Similarly, some policies only cover certain things against accidental damage. So if you drop your laptop and it breaks, but in your policy it isn't covered, then again that's it.

So in short, it is worth reading at least a summary of your cover if not as much of the t&c's as you can. Do this before any cooling-off period lapses then you can always cancel and get a different policy without being charged.

You can see how interesting I am in the pub?

Edited by: "karaokecolin" 14th Jan 2011

spacemaniac

because not long ago bought a expensive TV and only got 12 months … because not long ago bought a expensive TV and only got 12 months warranty, I want to make sure I'm covered when it runs out and breaks, is this the right way?



I'm no expert but my house contents insurance doesn't cover the TV breaking, only being stolen/fire/flooded/accidental damage eg ceiling falls on it. So I bought a tv with a 5 yr warranty against breakdown.
Edited by: "chalkysoil" 14th Jan 2011

chalkysoil

I'm no expert but my house contents insurance doesn't cover the TV … I'm no expert but my house contents insurance doesn't cover the TV breaking, only being stolen/fire/flooded/accidental damage eg ceiling falls on it. So I bought a tv with a 5 yr warranty against breakdown.

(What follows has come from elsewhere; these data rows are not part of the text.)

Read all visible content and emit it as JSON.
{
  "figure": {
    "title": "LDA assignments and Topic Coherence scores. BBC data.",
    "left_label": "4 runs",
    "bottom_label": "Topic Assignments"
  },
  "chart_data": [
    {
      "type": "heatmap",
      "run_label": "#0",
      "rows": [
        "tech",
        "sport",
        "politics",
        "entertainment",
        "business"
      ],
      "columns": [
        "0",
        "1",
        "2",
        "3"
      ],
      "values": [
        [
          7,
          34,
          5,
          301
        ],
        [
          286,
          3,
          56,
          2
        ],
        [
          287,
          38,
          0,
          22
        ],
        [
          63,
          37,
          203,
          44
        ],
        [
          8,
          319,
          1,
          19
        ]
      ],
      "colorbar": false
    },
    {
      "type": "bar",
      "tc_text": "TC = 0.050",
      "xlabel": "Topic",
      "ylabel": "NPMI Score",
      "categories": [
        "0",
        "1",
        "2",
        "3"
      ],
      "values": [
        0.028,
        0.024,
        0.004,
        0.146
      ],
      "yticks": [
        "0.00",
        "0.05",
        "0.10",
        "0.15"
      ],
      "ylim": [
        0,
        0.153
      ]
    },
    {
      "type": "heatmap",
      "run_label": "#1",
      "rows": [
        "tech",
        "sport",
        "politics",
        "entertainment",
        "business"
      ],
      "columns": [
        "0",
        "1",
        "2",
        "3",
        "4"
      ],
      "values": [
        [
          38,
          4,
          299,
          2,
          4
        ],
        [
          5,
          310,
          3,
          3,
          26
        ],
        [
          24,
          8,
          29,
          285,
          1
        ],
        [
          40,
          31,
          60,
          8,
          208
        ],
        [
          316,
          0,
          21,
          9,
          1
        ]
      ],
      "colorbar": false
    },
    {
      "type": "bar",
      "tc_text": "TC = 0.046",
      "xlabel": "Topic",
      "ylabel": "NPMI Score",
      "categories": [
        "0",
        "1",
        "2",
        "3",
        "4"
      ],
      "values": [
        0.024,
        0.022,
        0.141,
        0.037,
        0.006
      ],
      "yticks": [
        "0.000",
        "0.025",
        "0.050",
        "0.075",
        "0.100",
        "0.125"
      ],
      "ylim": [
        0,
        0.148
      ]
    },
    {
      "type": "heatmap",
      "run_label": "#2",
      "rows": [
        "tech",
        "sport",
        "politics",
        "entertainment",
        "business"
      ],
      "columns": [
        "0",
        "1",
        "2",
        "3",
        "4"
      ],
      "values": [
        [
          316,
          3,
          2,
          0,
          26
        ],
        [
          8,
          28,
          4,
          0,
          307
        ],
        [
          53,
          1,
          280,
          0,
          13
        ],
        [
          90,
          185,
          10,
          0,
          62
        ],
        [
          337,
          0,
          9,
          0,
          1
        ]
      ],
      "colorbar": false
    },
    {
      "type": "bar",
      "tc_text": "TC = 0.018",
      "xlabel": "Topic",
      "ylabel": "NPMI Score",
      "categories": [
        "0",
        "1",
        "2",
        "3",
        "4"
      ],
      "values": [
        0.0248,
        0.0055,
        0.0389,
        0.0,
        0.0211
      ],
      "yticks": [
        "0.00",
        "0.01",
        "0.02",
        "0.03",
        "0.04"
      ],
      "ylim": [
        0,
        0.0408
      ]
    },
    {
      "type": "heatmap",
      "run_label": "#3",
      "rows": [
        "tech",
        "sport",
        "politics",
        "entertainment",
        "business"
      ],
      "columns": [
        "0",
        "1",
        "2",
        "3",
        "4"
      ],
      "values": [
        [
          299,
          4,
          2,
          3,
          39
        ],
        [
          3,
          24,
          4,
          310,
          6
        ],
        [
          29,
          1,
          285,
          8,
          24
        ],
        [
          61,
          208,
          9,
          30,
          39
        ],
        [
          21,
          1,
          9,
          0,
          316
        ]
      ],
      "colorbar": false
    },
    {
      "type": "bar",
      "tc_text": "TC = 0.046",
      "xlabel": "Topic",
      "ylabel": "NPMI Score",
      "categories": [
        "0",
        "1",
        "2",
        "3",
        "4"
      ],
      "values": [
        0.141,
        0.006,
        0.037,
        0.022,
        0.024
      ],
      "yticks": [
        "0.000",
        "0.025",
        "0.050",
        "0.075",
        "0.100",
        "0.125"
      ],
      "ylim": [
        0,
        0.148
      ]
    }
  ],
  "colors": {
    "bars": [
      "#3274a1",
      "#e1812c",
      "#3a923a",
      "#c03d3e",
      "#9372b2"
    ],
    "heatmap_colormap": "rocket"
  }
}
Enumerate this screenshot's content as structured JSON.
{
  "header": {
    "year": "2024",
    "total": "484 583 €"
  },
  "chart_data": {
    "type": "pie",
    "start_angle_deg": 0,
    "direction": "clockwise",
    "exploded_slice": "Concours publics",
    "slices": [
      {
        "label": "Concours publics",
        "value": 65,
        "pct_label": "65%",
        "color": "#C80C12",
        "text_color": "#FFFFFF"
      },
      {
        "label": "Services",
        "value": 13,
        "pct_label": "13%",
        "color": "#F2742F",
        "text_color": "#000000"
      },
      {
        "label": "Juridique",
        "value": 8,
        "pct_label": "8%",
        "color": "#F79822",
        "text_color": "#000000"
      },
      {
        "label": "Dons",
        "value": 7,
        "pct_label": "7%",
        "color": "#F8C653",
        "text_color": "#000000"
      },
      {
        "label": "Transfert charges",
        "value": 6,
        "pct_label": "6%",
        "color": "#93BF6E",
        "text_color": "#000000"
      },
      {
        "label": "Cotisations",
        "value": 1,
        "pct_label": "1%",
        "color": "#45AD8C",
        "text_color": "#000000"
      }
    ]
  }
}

Yeah this is usually true. Most household contents policies usually cover TV's and the like against "major perils" - fire,flood, theft, etc and some extend the cover to accidental damage.

For general breakdowns and malfunctions, wear and tear etc you wouldusually be covered under a seperate warranty for the TV itself.

Original Poster

karaokecolin

Yeah this is usually true. Most household contents policies usually cover … Yeah this is usually true. Most household contents policies usually cover TV's and the like against "major perils" - fire,flood, theft, etc and some extend the cover to accidental damage.For general breakdowns and malfunctions, wear and tear etc you wouldusually be covered under a seperate warranty for the TV itself.



thanks for all your advice. will do some more research on it.